Seperti Emha, dalam panggung sosial, ia pantas disebut apa? Dia seorang multitalenta. Meski pandai menulis, ia juga tak dipanggil penulis. Ia punya pemahaman sendiri soal sastra, tapi tidak juga dipanggil sastrawan. Justru predikat yang sering dipakai adalah budayawan. Lantas mana yang benar? Kadang soal label-label seperti itu kita tidak paham penempatannya.
Kecenderungan apa yang mereka kerjakan setiap hari, maka itu profesinya. Itu pun kadang masih tidak jelas. Karena predikat sama halnya seperti identitas. Sedangkan identitas adalah tanggungjawab. Perilaku orang yang dikenai identitas harus sama dengan nilai-nilai yang terkandung di identitas itu dan sudah terhubung langsung oleh masyarakat.
Justru yang menjadi menarik adalah soal proses kreatifitas Cak Nun tadi. Mengapa? Di rana belajar sastra, ada banyak orang belajar sastra melalui berbagai sisi. Baik dari akademisi, komunitas, organisasi, kecintaan dunia baca, kehidupan, dan sebagainya.
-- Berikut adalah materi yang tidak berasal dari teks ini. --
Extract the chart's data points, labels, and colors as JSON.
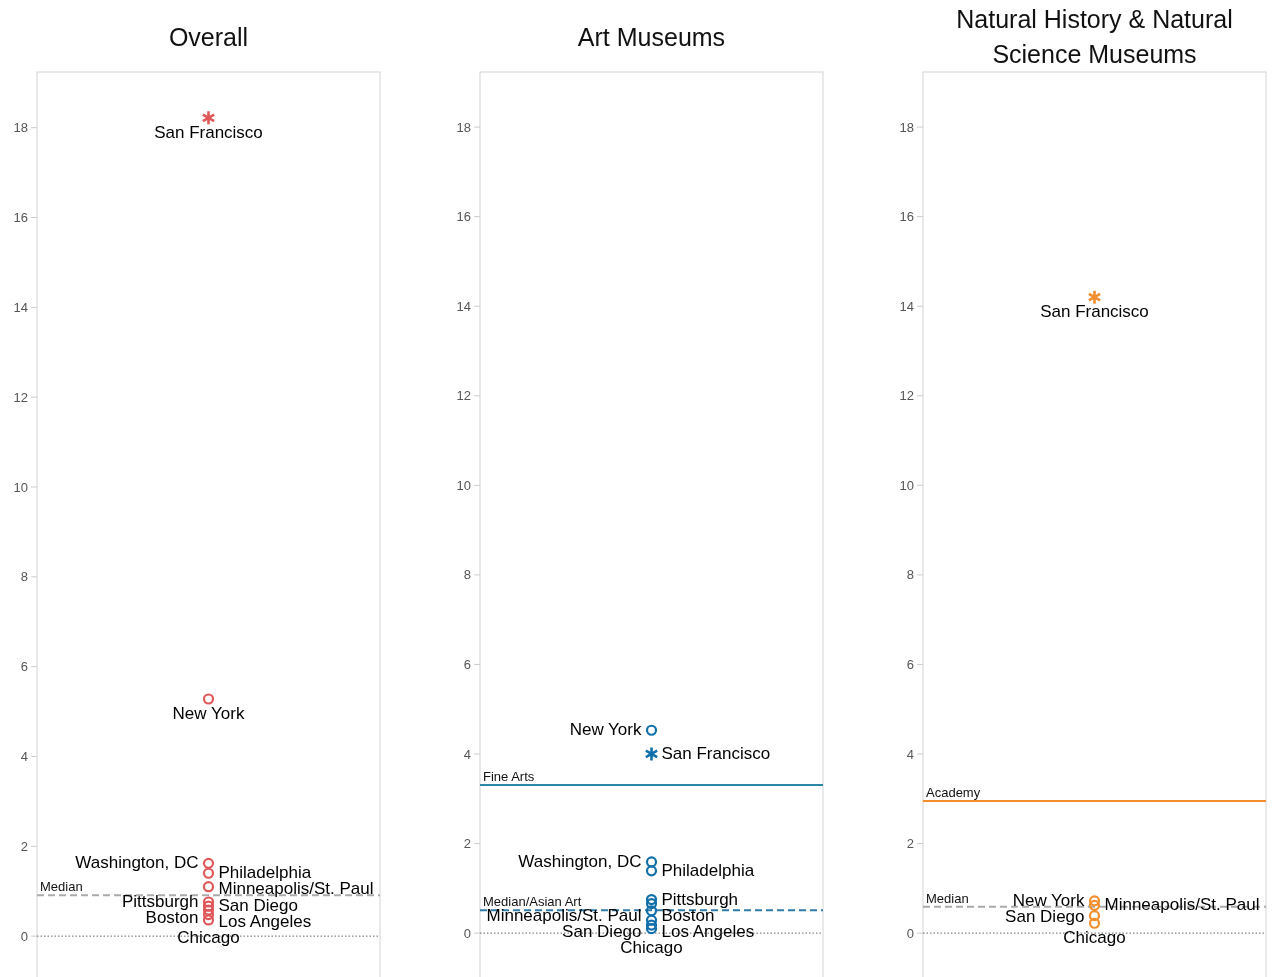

Dari masing-masing sisi itu memunculkan berbagai perbedaan.
Cak Nun adalah salah satu orang yang belajar sastra dari sekup kehidupan. Bersama komunitas dan gurunya Umbu Landu Paranggi, ia belajar sastra sekaligus menyubstansikan sastra melalui perjalanan hidupnya. Kepintarannya dalam menghubung-hubungkan banyak dimensi, membuat ia bisa menarik simpulan dari apa yang dihubungkan, kemudian ditransformasikan menjadi nilai dasar hidupnya.
Misalnya, apa pentingnya manusia belajar sastra? Bagaimana pengaruh sastra dalam proses kehidupan manusia? Bagaimana sastra memengaruhi perjalanan spiritualitas manusia?
Sehingga ia tak pernah risau soal polemik sastra, karena sibuk memproseskan diri dalam sastra. Ada atau tidak adanya puisi esai atau genre-genre lain itu tak jadi soal. Sebab yang terpenting bukan puisi esainya, melainkan tujuan kenapa puisi itu dilahirkan dan apa makna yang terkandung di dalamnya.
Mengingat kembali sekitar tahun 80-an, melalui bukunya "Sastra yang Membebaskan" Emha atau Cak Nun menegaskan kembali bahwa narasi sastra harus melek sosial. Sastra tidak boleh berkutat hanya soal estetika keindahan saja. Sastra harus hadir di tengah masyarakat, menemani tumpukan masalah mereka yang terus-menerus ada.
Hal itu dibuktikan dengan musik puisi yang pernah dibawa bersama grup musiknya. Ia memperkenalkan puisi kepada masyarakat lewat lagu. Sekaligus menghadirkan puisi di dalam masalah-masalah yang dihadapi masyarakat. Dan itu sudah dilakukan di mana-mana, di banyak tempat. Misalnya waktu Cak Nun bersama Gusdur, Romo Mangun, dan aktivis lainnya membantu masyarakat yang terkucilkan karena pembangun waduk Kedung Ombo.
Pergulatan sastra itu biasa ada. Bukan hanya pada sastra. Tidak menutup kemungkinan di bidang lain juga ada. Cuma, hal yang paling penting adalah bagaimana sastra bisa dimengerti masyarakat. Sastra bisa hadir menemani masyarakat. Bukan hanya soal karya, tetapi bagaimana mengolah empati, simpati, prihatin, dan apresiasi dalam diri ini menjadi manfaat. Apapun namanya, selama tidak berimbas baik ke masyarakat, sastra hanya wujud tanpa ruh. Itu yang perlu diperjuangkan sama-sama.
Sama halnya seperti yang pernah dikatakan Seno Gumira Ajidarma, sastra tidak dikenal masyarakat atau pembaca karena para penulis yang enggan mengenalkan sastra kepada para masyarakat, khususnya masyarakat pembaca. Itu pula yang akan merembet pada minimnya budaya literasi Indonesia.
Lalu bagaimana manfaat kehadiran puisi esai itu? Apa hanya sekadar program popularitas atau program politisasi sastra untuk mengangkat identitas satu kenamaan saja?